State Value Lab reuses the same fixtures and scoring logic, but it runs multiple StatePlane interventions instead of only the default stateplane condition.

What an intervention is

An intervention is one controlled way of changing the model-visible StatePlane snapshot.

Examples:

  • compact
  • minimal
  • none
  • constraints_open_failures
  • no_decisions
  • no_procedures
  • no_touched_files
  • max_300_tokens

The lab compares each intervention against the compact baseline.

State groups

The current lab tracks these groups:

  • constraints
  • active_goals
  • open_failures
  • resolved_failure_notes
  • decisions
  • procedures
  • touched_files
  • tool_evidence
  • safety_notes
  • risks
  • generic_facts
  • episodes

Labels

The lab emits two label layers:

  1. group-level usefulness labels
  2. candidate-level export rows for future selector training

Group labels are:

  • helpful
  • harmful
  • neutral
  • too_expensive
  • unknown

These labels are derived from deterministic metric deltas and token deltas.

Run the smoke lab

uv run python -m evals.state_value.run \
  --suite smoke \
  --backend coding_continuation \
  --interventions all \
  --out /tmp/stateplane-state-value-smoke \
  --json \
  --markdown \
  --csv \
  --export-training-rows

Run the publish lab

uv run python -m evals.state_value.run \
  --suite publish \
  --backend coding_continuation \
  --interventions all \
  --out evals/state_value/reports/publish \
  --json \
  --markdown \
  --csv \
  --export-training-rows \
  --seed 0

Read the report

Each run writes artifacts such as:

<out>/
  metadata.json
  report.md
  state_value_summary.json
  group_value.json
  group_value.csv
  intervention_scores.json
  intervention_scores.csv
  training_rows.jsonl
  telemetry.jsonl
  contexts/
  failures.json

Training data export

training_rows.jsonl is the future-selector dataset.

Each row stores:

  • deterministic candidate features
  • selected-in-base and selected-in-best flags
  • group value label
  • token cost
  • delta metrics

This dataset is intended for a future learned selector.

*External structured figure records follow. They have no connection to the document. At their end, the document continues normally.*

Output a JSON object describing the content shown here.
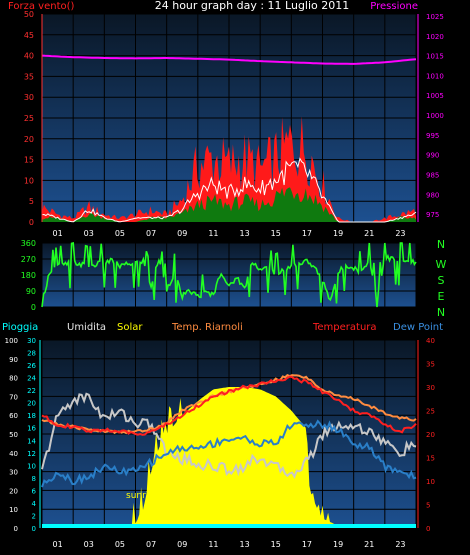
{
  "header": {
    "left_label": "Forza vento()",
    "title": "24 hour graph day : 11 Luglio 2011",
    "right_label": "Pressione"
  },
  "colors": {
    "wind_axis": "#ff3030",
    "pressure": "#ff00ff",
    "wind": "#ff1a1a",
    "wind_avg": "#0f7a0f",
    "wind_gust_line": "#ffffff",
    "direction": "#22ff22",
    "rain": "#00ffff",
    "humidity": "#c8c8c8",
    "solar": "#ffff00",
    "temp_riarnoli": "#ff8c40",
    "temperature": "#ff2020",
    "dew_point": "#2a7fc8",
    "panel_bg_top": "#0b1a2c",
    "panel_bg_bottom": "#1c4f8a",
    "grid": "#000000"
  },
  "labels": {
    "compass": [
      "N",
      "W",
      "S",
      "E",
      "N"
    ],
    "sunrise": "sunrise",
    "legend": {
      "pioggia": "Pioggia",
      "umidita": "Umidita",
      "solar": "Solar",
      "temp_riarnoli": "Temp. Riarnoli",
      "temperatura": "Temperatura",
      "dew_point": "Dew Point"
    }
  },
  "chart_data": [
    {
      "type": "line",
      "name": "wind-pressure",
      "x_ticks": [
        "01",
        "03",
        "05",
        "07",
        "09",
        "11",
        "13",
        "15",
        "17",
        "19",
        "21",
        "23"
      ],
      "left_axis": {
        "ticks": [
          0,
          5,
          10,
          15,
          20,
          25,
          30,
          35,
          40,
          45,
          50
        ],
        "ylim": [
          0,
          50
        ]
      },
      "right_axis": {
        "ticks": [
          975,
          980,
          985,
          990,
          995,
          1000,
          1005,
          1010,
          1015,
          1020,
          1025
        ],
        "ylim": [
          973,
          1025.5
        ]
      },
      "series": [
        {
          "name": "Pressione",
          "axis": "right",
          "hours": [
            0,
            2,
            4,
            6,
            8,
            10,
            12,
            14,
            16,
            18,
            20,
            22,
            24
          ],
          "values": [
            1015,
            1014.6,
            1014.4,
            1014.3,
            1014.4,
            1014.2,
            1014.0,
            1013.6,
            1013.3,
            1013.0,
            1012.9,
            1013.3,
            1014.1
          ]
        },
        {
          "name": "wind_gust",
          "axis": "left",
          "hours": [
            0,
            1,
            2,
            3,
            4,
            5,
            6,
            7,
            8,
            9,
            10,
            11,
            12,
            13,
            14,
            15,
            16,
            17,
            18,
            19,
            20,
            21,
            22,
            23,
            24
          ],
          "values": [
            4,
            2,
            1,
            4,
            2,
            1,
            2,
            3,
            2,
            6,
            15,
            17,
            15,
            17,
            14,
            17,
            21,
            20,
            10,
            1,
            0,
            0,
            1,
            2,
            3
          ]
        },
        {
          "name": "wind_avg",
          "axis": "left",
          "hours": [
            0,
            1,
            2,
            3,
            4,
            5,
            6,
            7,
            8,
            9,
            10,
            11,
            12,
            13,
            14,
            15,
            16,
            17,
            18,
            19,
            20,
            21,
            22,
            23,
            24
          ],
          "values": [
            1,
            1,
            0,
            2,
            1,
            0,
            0,
            1,
            1,
            2,
            4,
            5,
            4,
            5,
            4,
            6,
            8,
            7,
            4,
            0,
            0,
            0,
            0,
            1,
            1
          ]
        },
        {
          "name": "wind_mean",
          "axis": "left",
          "hours": [
            0,
            1,
            2,
            3,
            4,
            5,
            6,
            7,
            8,
            9,
            10,
            11,
            12,
            13,
            14,
            15,
            16,
            17,
            18,
            19,
            20,
            21,
            22,
            23,
            24
          ],
          "values": [
            2,
            1,
            0,
            3,
            1,
            0,
            1,
            1,
            1,
            3,
            7,
            9,
            7,
            9,
            8,
            10,
            13,
            12,
            6,
            0,
            0,
            0,
            0,
            1,
            2
          ]
        }
      ]
    },
    {
      "type": "line",
      "name": "wind-direction",
      "y_ticks": [
        0,
        90,
        180,
        270,
        360
      ],
      "ylim": [
        0,
        360
      ],
      "series": [
        {
          "name": "direction",
          "hours": [
            0,
            0.5,
            1,
            1.5,
            2,
            2.5,
            3,
            3.5,
            4,
            4.5,
            5,
            5.5,
            6,
            6.5,
            7,
            7.5,
            8,
            8.5,
            9,
            9.5,
            10,
            10.5,
            11,
            11.5,
            12,
            12.5,
            13,
            13.5,
            14,
            14.5,
            15,
            15.5,
            16,
            16.5,
            17,
            17.5,
            18,
            18.5,
            19,
            19.5,
            20,
            20.5,
            21,
            21.5,
            22,
            22.5,
            23,
            23.5,
            24
          ],
          "values": [
            30,
            200,
            230,
            240,
            250,
            240,
            230,
            240,
            250,
            260,
            230,
            240,
            250,
            260,
            120,
            270,
            100,
            190,
            60,
            90,
            60,
            80,
            70,
            200,
            110,
            170,
            100,
            260,
            210,
            220,
            190,
            200,
            240,
            240,
            260,
            220,
            150,
            40,
            190,
            240,
            220,
            200,
            270,
            50,
            280,
            270,
            260,
            250,
            250
          ]
        }
      ]
    },
    {
      "type": "line",
      "name": "rain-humidity-solar-temp",
      "x_ticks": [
        "01",
        "03",
        "05",
        "07",
        "09",
        "11",
        "13",
        "15",
        "17",
        "19",
        "21",
        "23"
      ],
      "axis_humidity": {
        "ticks": [
          0,
          10,
          20,
          30,
          40,
          50,
          60,
          70,
          80,
          90,
          100
        ],
        "ylim": [
          0,
          100
        ]
      },
      "axis_rain": {
        "ticks": [
          0,
          2,
          4,
          6,
          8,
          10,
          12,
          14,
          16,
          18,
          20,
          22,
          24,
          26,
          28,
          30
        ],
        "ylim": [
          0,
          30
        ]
      },
      "axis_temp": {
        "ticks": [
          0,
          5,
          10,
          15,
          20,
          25,
          30,
          35,
          40
        ],
        "ylim": [
          0,
          40
        ]
      },
      "series": [
        {
          "name": "Umidita",
          "axis": "humidity",
          "hours": [
            0,
            1,
            2,
            3,
            4,
            5,
            6,
            7,
            8,
            9,
            10,
            11,
            12,
            13,
            14,
            15,
            16,
            17,
            18,
            19,
            20,
            21,
            22,
            23,
            24
          ],
          "values": [
            30,
            60,
            68,
            70,
            58,
            62,
            56,
            55,
            40,
            37,
            34,
            33,
            31,
            33,
            38,
            32,
            29,
            35,
            50,
            55,
            54,
            52,
            45,
            40,
            45
          ]
        },
        {
          "name": "Solar",
          "axis": "temp",
          "hours": [
            0,
            5.5,
            6,
            6.5,
            7,
            7.5,
            8,
            9,
            10,
            11,
            12,
            13,
            14,
            15,
            16,
            16.5,
            17,
            17.2,
            18,
            19,
            20,
            24
          ],
          "values": [
            0,
            0,
            1,
            4,
            12,
            17,
            20,
            24,
            27,
            29.5,
            30,
            30,
            29.5,
            28,
            25,
            23,
            21,
            6,
            2,
            0.5,
            0,
            0
          ]
        },
        {
          "name": "Temp. Riarnoli",
          "axis": "temp",
          "hours": [
            0,
            1,
            2,
            3,
            4,
            5,
            6,
            7,
            8,
            9,
            10,
            11,
            12,
            13,
            14,
            15,
            16,
            17,
            18,
            19,
            20,
            21,
            22,
            23,
            24
          ],
          "values": [
            23,
            22,
            21.5,
            21,
            20.5,
            20.5,
            20.5,
            21,
            22.5,
            25,
            26.5,
            28,
            29,
            30,
            30.5,
            31.5,
            32.5,
            32,
            29.5,
            28,
            27.5,
            26,
            24.5,
            23.5,
            23
          ]
        },
        {
          "name": "Temperatura",
          "axis": "temp",
          "hours": [
            0,
            1,
            2,
            3,
            4,
            5,
            6,
            7,
            8,
            9,
            10,
            11,
            12,
            13,
            14,
            15,
            16,
            17,
            18,
            19,
            20,
            21,
            22,
            23,
            24
          ],
          "values": [
            24,
            22,
            21.5,
            20.5,
            21,
            20.5,
            20,
            20.5,
            22,
            24,
            26,
            28,
            29,
            30,
            30.5,
            31.5,
            32,
            31,
            29,
            27,
            25,
            24,
            22,
            20.5,
            22
          ]
        },
        {
          "name": "Dew Point",
          "axis": "temp",
          "hours": [
            0,
            1,
            2,
            3,
            4,
            5,
            6,
            7,
            8,
            9,
            10,
            11,
            12,
            13,
            14,
            15,
            16,
            17,
            18,
            19,
            20,
            21,
            22,
            23,
            24
          ],
          "values": [
            9,
            12,
            10,
            11,
            13,
            12,
            12,
            14,
            16,
            17,
            17,
            18,
            19,
            19,
            18,
            18,
            22,
            22,
            22,
            21,
            18,
            17,
            13,
            12,
            11
          ]
        }
      ]
    }
  ]
}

State Value Lab does not train a model.

Selector v1 now consumes this export together with Milestone A targets_v2.jsonl and telemetry to build a joined, family-aware training table for schema-v2 empirical training. Milestone C reuses the same cached exports for feature and target ablations; it does not fabricate new targets or labels at evaluation time.

What this does not prove

The first backend uses deterministic offline continuation metrics.

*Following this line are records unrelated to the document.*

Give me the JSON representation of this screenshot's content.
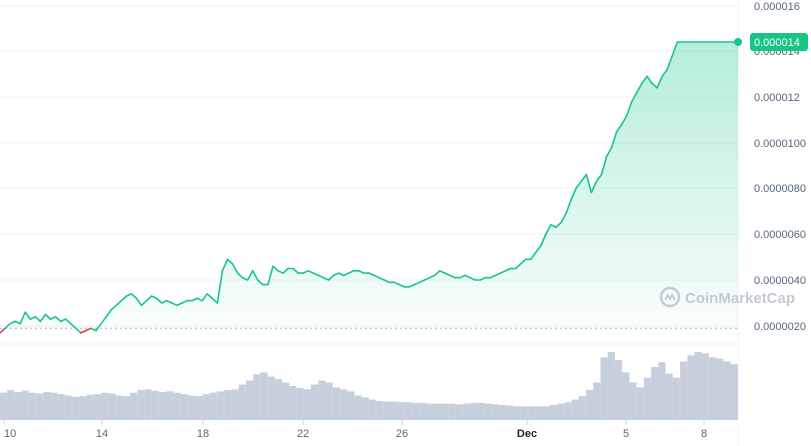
{
  "watermark": {
    "text": "CoinMarketCap"
  },
  "colors": {
    "up": "#16c784",
    "down": "#ea3943",
    "volume": "#cfd6e4",
    "grid": "#eff2f5",
    "baseline": "#a6b0c3",
    "badge": "#16c784"
  },
  "chart_data": {
    "type": "area",
    "title": "",
    "xlabel": "",
    "ylabel": "",
    "x_ticks": [
      "10",
      "14",
      "18",
      "22",
      "26",
      "Dec",
      "5",
      "8"
    ],
    "y_ticks": [
      "0.0000020",
      "0.0000040",
      "0.0000060",
      "0.0000080",
      "0.0000100",
      "0.000012",
      "0.000014",
      "0.000016"
    ],
    "ylim": [
      1.2e-06,
      1.6e-05
    ],
    "baseline_value": 1.9e-06,
    "current_price_label": "0.000014",
    "current_price": 1.44e-05,
    "x_units": "day index (0 = Nov 10, 21 = Dec 1)",
    "xlim": [
      0,
      29.2
    ],
    "grid": true,
    "legend": "none",
    "series": [
      {
        "values_x": [
          0,
          0.2,
          0.4,
          0.6,
          0.8,
          1.0,
          1.2,
          1.4,
          1.6,
          1.8,
          2.0,
          2.2,
          2.4,
          2.6,
          2.8,
          3.0,
          3.2,
          3.4,
          3.6,
          3.8,
          4.0,
          4.2,
          4.4,
          4.6,
          4.8,
          5.0,
          5.2,
          5.4,
          5.6,
          5.8,
          6.0,
          6.2,
          6.4,
          6.6,
          6.8,
          7.0,
          7.2,
          7.4,
          7.6,
          7.8,
          8.0,
          8.2,
          8.4,
          8.6,
          8.8,
          9.0,
          9.2,
          9.4,
          9.6,
          9.8,
          10.0,
          10.2,
          10.4,
          10.6,
          10.8,
          11.0,
          11.2,
          11.4,
          11.6,
          11.8,
          12.0,
          12.2,
          12.4,
          12.6,
          12.8,
          13.0,
          13.2,
          13.4,
          13.6,
          13.8,
          14.0,
          14.2,
          14.4,
          14.6,
          14.8,
          15.0,
          15.2,
          15.4,
          15.6,
          15.8,
          16.0,
          16.2,
          16.4,
          16.6,
          16.8,
          17.0,
          17.2,
          17.4,
          17.6,
          17.8,
          18.0,
          18.2,
          18.4,
          18.6,
          18.8,
          19.0,
          19.2,
          19.4,
          19.6,
          19.8,
          20.0,
          20.2,
          20.4,
          20.6,
          20.8,
          21.0,
          21.2,
          21.4,
          21.6,
          21.8,
          22.0,
          22.2,
          22.4,
          22.6,
          22.8,
          23.0,
          23.2,
          23.4,
          23.6,
          23.8,
          24.0,
          24.2,
          24.4,
          24.6,
          24.8,
          25.0,
          25.2,
          25.4,
          25.6,
          25.8,
          26.0,
          26.2,
          26.4,
          26.6,
          26.8,
          27.0,
          27.2,
          27.4,
          27.6,
          27.8,
          28.0,
          28.2,
          28.4,
          28.6,
          28.8,
          29.0,
          29.2
        ],
        "values_y": [
          1.7e-06,
          1.9e-06,
          2.1e-06,
          2.2e-06,
          2.1e-06,
          2.6e-06,
          2.3e-06,
          2.4e-06,
          2.2e-06,
          2.5e-06,
          2.3e-06,
          2.4e-06,
          2.2e-06,
          2.3e-06,
          2.1e-06,
          1.9e-06,
          1.7e-06,
          1.8e-06,
          1.9e-06,
          1.8e-06,
          2.1e-06,
          2.4e-06,
          2.7e-06,
          2.9e-06,
          3.1e-06,
          3.3e-06,
          3.4e-06,
          3.2e-06,
          2.9e-06,
          3.1e-06,
          3.3e-06,
          3.2e-06,
          3e-06,
          3.1e-06,
          3e-06,
          2.9e-06,
          3e-06,
          3.1e-06,
          3.1e-06,
          3.2e-06,
          3.1e-06,
          3.4e-06,
          3.2e-06,
          3e-06,
          4.4e-06,
          4.9e-06,
          4.7e-06,
          4.3e-06,
          4.1e-06,
          4e-06,
          4.4e-06,
          4e-06,
          3.8e-06,
          3.8e-06,
          4.6e-06,
          4.4e-06,
          4.3e-06,
          4.5e-06,
          4.5e-06,
          4.3e-06,
          4.3e-06,
          4.4e-06,
          4.3e-06,
          4.2e-06,
          4.1e-06,
          4e-06,
          4.2e-06,
          4.3e-06,
          4.2e-06,
          4.3e-06,
          4.4e-06,
          4.4e-06,
          4.3e-06,
          4.3e-06,
          4.2e-06,
          4.1e-06,
          4e-06,
          3.9e-06,
          3.9e-06,
          3.8e-06,
          3.7e-06,
          3.7e-06,
          3.8e-06,
          3.9e-06,
          4e-06,
          4.1e-06,
          4.2e-06,
          4.4e-06,
          4.3e-06,
          4.2e-06,
          4.1e-06,
          4.1e-06,
          4.2e-06,
          4.1e-06,
          4e-06,
          4e-06,
          4.1e-06,
          4.1e-06,
          4.2e-06,
          4.3e-06,
          4.4e-06,
          4.5e-06,
          4.5e-06,
          4.7e-06,
          4.9e-06,
          4.9e-06,
          5.2e-06,
          5.5e-06,
          6e-06,
          6.4e-06,
          6.3e-06,
          6.5e-06,
          6.9e-06,
          7.5e-06,
          8e-06,
          8.3e-06,
          8.6e-06,
          7.8e-06,
          8.3e-06,
          8.6e-06,
          9.4e-06,
          9.8e-06,
          1.05e-05,
          1.08e-05,
          1.12e-05,
          1.18e-05,
          1.22e-05,
          1.26e-05,
          1.29e-05,
          1.26e-05,
          1.24e-05,
          1.29e-05,
          1.32e-05,
          1.38e-05,
          1.44e-05,
          1.44e-05,
          1.44e-05,
          1.44e-05,
          1.44e-05,
          1.44e-05,
          1.44e-05,
          1.44e-05,
          1.44e-05,
          1.44e-05,
          1.44e-05,
          1.44e-05,
          1.44e-05
        ]
      }
    ],
    "volume": [
      0.4,
      0.44,
      0.41,
      0.43,
      0.4,
      0.39,
      0.41,
      0.4,
      0.38,
      0.36,
      0.34,
      0.35,
      0.37,
      0.38,
      0.4,
      0.39,
      0.36,
      0.35,
      0.4,
      0.44,
      0.45,
      0.43,
      0.41,
      0.42,
      0.4,
      0.38,
      0.36,
      0.35,
      0.38,
      0.4,
      0.42,
      0.44,
      0.45,
      0.52,
      0.58,
      0.67,
      0.7,
      0.64,
      0.6,
      0.55,
      0.5,
      0.47,
      0.45,
      0.52,
      0.58,
      0.55,
      0.48,
      0.45,
      0.42,
      0.36,
      0.33,
      0.3,
      0.28,
      0.27,
      0.27,
      0.26,
      0.26,
      0.25,
      0.25,
      0.24,
      0.24,
      0.24,
      0.24,
      0.23,
      0.24,
      0.25,
      0.25,
      0.24,
      0.23,
      0.22,
      0.21,
      0.2,
      0.2,
      0.2,
      0.2,
      0.2,
      0.22,
      0.24,
      0.26,
      0.3,
      0.35,
      0.44,
      0.55,
      0.92,
      1.0,
      0.88,
      0.7,
      0.55,
      0.48,
      0.62,
      0.78,
      0.85,
      0.68,
      0.62,
      0.86,
      0.95,
      1.0,
      0.98,
      0.92,
      0.9,
      0.86,
      0.82
    ]
  }
}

It does not prove live coding-agent success.

It measures which state groups improve or harm state-fidelity metrics under controlled ablations.

External and real-trace outcome attribution should be added later.

Future: learned selector

The current task stops at telemetry, labels, and export rows.

The next step can train a small selector model on those exported rows. That work now lives in State Selector v0.

State Value Lab remains the data-generation and ablation layer. State Selector v0 consumes those checked-in outputs, validates them, trains a tiny empirical model, and evaluates it against the heuristic selector. Selector v1 extends that path with feature schema v2 and target schema v2. See Selector v1.